Сейчас, когда я пишу эти строки, мне семьдесят три года. Это старость. Вы не знаете, как она интересна! Мои ощущения подобны ощущениям духа, отделившегося от плоти и с огромным интересом наблюдающего свое прежнее вместилище. Но это многонаправленное созерцание. Оно не сосредоточено лишь на мне одном, а охватывает и тысячи других людей. Большинство из них умерли, совсем немногие живы.

Есть, однако, у старости и очень печальные стороны. Ее самое большое несчастье — плоть; сгорающая на медленном огне, умирающая плоть.

Каждый день где-то около полудня я встаю из-за письменного стола, медленно и мучительно облачаюсь в пальто и шляпу — мягкую фетровую шляпу — беру свою верную трость и держу путь к столовой, где питаюсь. Дорога туда, сам обед и дорога обратно занимают у меня три часа ежедневно. Мне жаль напрасно потерянного времени. В эти три часа я не могу написать ни строчки, а ведь надо спешить. В своих записках я должен восстановить как можно больше слов, как можно больше фраз, произнесенных моими близкими, собрать о них как можно больше данных, относящихся ко времени, когда они были живы. Иначе воскресить их будет труднее.

Я вряд ли все еще вел бы человеческое существование, не завладей мною двадцать три года тому назад эта идея. Так, наверное, и превратился бы в выжившего из ума старикашку с мозгом, окончательно разрушенным артериосклерозом, в обитателя какого-нибудь приюта для безобидных душевнобольных. Однако меня спасла идея создания искусственных живых существ, а отсюда — и возможности оживлять людей. Так передо мной встала задача, для решения которой понадобилась вся моя энергия.

Идею подсказала одна философская статья, где говорилось: «Определение жизни как формы существования белковых тел, данное Энгельсом, устарело. Назрела потребность в новом, более широком определении, которое охватывало бы и существа, каковым предстоит появиться в будущем. Создание живых существ искусственным образом даст человеку возможность совершить такой прыжок в развитии, с которым по значению сможет сравниться разве что переход от обезьяны к человеку».

С конкретными научными проблемами своего времени я не был знаком во всей их глубине, но, думается, вовсе им чуждым меня тоже не назовешь. Этот рассказ я веду, руководствуясь желанием помочь воскрешению моих близких; буде же это окажется невозможным — помочь, дав анализ мозговой матери, практическому решению стоящей перед людьми науки задачи по созданию искусственных живых существ.

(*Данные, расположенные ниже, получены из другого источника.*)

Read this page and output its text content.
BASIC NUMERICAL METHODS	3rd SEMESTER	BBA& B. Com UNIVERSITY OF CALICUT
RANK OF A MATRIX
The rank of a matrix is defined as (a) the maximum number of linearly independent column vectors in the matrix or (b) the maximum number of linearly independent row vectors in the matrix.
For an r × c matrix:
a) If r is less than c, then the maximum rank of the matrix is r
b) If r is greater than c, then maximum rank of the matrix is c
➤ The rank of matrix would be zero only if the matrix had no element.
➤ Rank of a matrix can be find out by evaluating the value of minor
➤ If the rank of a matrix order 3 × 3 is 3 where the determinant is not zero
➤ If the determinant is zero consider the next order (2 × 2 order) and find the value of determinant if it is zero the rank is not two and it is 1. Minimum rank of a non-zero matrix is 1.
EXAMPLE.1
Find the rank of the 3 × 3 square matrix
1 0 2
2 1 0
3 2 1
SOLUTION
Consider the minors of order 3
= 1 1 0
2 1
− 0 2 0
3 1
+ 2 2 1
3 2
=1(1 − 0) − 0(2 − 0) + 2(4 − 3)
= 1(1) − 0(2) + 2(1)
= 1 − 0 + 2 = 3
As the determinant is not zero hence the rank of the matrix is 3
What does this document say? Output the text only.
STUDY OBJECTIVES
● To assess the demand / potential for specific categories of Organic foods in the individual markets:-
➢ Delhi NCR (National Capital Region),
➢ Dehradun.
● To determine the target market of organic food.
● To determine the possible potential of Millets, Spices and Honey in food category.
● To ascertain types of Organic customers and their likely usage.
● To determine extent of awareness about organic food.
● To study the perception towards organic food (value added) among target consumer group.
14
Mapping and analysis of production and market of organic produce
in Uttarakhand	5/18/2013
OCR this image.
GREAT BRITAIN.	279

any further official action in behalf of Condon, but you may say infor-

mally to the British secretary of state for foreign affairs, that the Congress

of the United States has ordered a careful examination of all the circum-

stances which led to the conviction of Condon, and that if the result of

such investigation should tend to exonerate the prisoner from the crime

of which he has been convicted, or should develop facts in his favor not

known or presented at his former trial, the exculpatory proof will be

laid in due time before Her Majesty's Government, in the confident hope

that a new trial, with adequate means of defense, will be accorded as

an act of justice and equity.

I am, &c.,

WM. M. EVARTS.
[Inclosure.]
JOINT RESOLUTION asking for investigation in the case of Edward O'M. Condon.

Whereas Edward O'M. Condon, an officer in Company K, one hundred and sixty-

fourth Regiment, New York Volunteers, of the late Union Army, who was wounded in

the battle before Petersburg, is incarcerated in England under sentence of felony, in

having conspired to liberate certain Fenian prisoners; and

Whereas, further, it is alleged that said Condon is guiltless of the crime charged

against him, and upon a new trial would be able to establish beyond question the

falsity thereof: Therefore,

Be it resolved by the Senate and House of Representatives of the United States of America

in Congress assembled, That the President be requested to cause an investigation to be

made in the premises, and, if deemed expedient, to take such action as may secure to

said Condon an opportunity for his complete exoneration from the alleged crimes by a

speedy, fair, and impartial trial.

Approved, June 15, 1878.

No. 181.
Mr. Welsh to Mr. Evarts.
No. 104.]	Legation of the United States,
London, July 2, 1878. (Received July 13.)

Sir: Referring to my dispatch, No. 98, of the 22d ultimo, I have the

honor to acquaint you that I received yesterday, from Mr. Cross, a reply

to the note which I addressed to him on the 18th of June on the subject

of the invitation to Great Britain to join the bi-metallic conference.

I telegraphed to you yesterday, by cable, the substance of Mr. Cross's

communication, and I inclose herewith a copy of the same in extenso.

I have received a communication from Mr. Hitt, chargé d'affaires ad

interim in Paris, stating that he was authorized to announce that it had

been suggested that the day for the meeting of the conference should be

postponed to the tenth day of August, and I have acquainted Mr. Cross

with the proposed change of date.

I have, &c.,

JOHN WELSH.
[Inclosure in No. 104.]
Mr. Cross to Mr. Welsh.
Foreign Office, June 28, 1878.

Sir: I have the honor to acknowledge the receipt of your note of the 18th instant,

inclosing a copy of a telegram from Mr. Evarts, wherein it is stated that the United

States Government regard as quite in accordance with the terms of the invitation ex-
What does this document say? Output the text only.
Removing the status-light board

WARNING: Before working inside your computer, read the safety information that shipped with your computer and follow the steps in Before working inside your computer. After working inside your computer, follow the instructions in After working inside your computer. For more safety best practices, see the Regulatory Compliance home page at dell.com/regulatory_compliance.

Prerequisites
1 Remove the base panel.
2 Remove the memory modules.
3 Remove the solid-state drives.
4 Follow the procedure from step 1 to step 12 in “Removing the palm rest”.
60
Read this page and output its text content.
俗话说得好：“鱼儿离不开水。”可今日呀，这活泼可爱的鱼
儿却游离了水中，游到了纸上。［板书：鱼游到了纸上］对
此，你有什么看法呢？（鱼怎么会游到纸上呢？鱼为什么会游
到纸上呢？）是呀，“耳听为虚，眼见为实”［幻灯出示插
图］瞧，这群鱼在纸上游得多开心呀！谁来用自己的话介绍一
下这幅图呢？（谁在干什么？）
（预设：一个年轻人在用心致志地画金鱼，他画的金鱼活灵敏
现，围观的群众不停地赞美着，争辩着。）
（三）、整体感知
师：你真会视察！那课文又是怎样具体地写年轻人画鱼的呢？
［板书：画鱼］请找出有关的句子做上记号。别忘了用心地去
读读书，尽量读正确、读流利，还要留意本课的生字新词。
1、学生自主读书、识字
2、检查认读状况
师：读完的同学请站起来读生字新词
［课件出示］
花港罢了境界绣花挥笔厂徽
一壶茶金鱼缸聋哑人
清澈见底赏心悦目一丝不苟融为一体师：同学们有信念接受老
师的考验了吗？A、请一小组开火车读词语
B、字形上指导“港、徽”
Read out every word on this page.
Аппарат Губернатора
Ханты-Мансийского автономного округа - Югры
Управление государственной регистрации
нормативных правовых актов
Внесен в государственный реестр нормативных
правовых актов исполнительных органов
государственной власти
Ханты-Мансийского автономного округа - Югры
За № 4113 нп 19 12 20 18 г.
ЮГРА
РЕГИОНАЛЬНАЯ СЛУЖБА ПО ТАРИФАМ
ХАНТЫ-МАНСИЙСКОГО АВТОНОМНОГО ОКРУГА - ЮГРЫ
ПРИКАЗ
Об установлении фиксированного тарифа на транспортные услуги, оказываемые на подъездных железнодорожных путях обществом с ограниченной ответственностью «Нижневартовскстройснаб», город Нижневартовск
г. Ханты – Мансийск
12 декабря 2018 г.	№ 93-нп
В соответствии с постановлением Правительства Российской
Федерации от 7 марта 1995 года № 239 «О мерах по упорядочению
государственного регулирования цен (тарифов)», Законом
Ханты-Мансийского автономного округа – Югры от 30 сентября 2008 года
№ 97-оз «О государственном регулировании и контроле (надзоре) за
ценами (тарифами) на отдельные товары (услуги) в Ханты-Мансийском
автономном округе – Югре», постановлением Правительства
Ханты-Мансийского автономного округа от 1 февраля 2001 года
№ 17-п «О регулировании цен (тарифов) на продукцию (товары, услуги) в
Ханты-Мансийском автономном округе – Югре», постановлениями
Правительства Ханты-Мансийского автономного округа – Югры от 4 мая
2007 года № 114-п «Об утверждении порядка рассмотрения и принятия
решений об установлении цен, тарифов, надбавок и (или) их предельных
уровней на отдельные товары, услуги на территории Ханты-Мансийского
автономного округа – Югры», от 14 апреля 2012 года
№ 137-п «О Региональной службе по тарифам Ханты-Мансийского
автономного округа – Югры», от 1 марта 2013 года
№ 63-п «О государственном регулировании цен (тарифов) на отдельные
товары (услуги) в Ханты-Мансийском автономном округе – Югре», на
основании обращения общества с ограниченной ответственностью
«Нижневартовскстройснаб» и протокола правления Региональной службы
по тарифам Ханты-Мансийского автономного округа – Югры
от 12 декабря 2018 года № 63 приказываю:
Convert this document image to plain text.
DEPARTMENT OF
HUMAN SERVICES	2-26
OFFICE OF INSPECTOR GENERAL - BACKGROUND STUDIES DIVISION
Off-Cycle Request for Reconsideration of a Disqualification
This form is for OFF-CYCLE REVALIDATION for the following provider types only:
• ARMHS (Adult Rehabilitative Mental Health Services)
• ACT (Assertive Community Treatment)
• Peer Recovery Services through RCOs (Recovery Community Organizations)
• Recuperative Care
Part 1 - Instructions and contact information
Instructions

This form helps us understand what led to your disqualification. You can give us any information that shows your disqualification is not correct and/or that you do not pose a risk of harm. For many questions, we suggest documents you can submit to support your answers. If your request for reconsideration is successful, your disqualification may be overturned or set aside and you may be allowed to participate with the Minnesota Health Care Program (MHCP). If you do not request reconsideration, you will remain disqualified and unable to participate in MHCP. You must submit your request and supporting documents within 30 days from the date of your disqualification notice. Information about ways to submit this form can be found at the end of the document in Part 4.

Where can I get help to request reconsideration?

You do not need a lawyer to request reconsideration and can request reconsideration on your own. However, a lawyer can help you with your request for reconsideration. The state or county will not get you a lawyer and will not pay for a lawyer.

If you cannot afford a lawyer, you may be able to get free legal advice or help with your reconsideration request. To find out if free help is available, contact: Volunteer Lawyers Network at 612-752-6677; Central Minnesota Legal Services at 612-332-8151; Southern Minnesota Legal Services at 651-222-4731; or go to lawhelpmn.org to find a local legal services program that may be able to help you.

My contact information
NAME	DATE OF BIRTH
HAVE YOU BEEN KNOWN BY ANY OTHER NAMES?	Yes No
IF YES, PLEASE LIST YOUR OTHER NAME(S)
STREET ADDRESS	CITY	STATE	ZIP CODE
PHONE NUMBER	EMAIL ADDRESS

Медленно бреду по улице и радуюсь жизни. Сказать, что я радуюсь сердцем, было бы чересчур. Слишком уж оно разбито. Жизни радуются мои глаза, уши, мысли. Если день весенний, ноздри ласкает аромат цветущих фруктовых деревьев, и я глубоко вдыхаю наплывающие благоуханные облака. Если идет снег, веселый гвалт детей, катающихся на салазках, заставляет меня задержаться, и тогда я легко возвращаюсь в собственное детство. Неожиданно оказывается, что в сердце живет детское ощущение того далекого времени. Старческая скорлупа вмешает эмоции всех периодов моей жизни подобно скорлупе ореха, вмещающей его ядрышко.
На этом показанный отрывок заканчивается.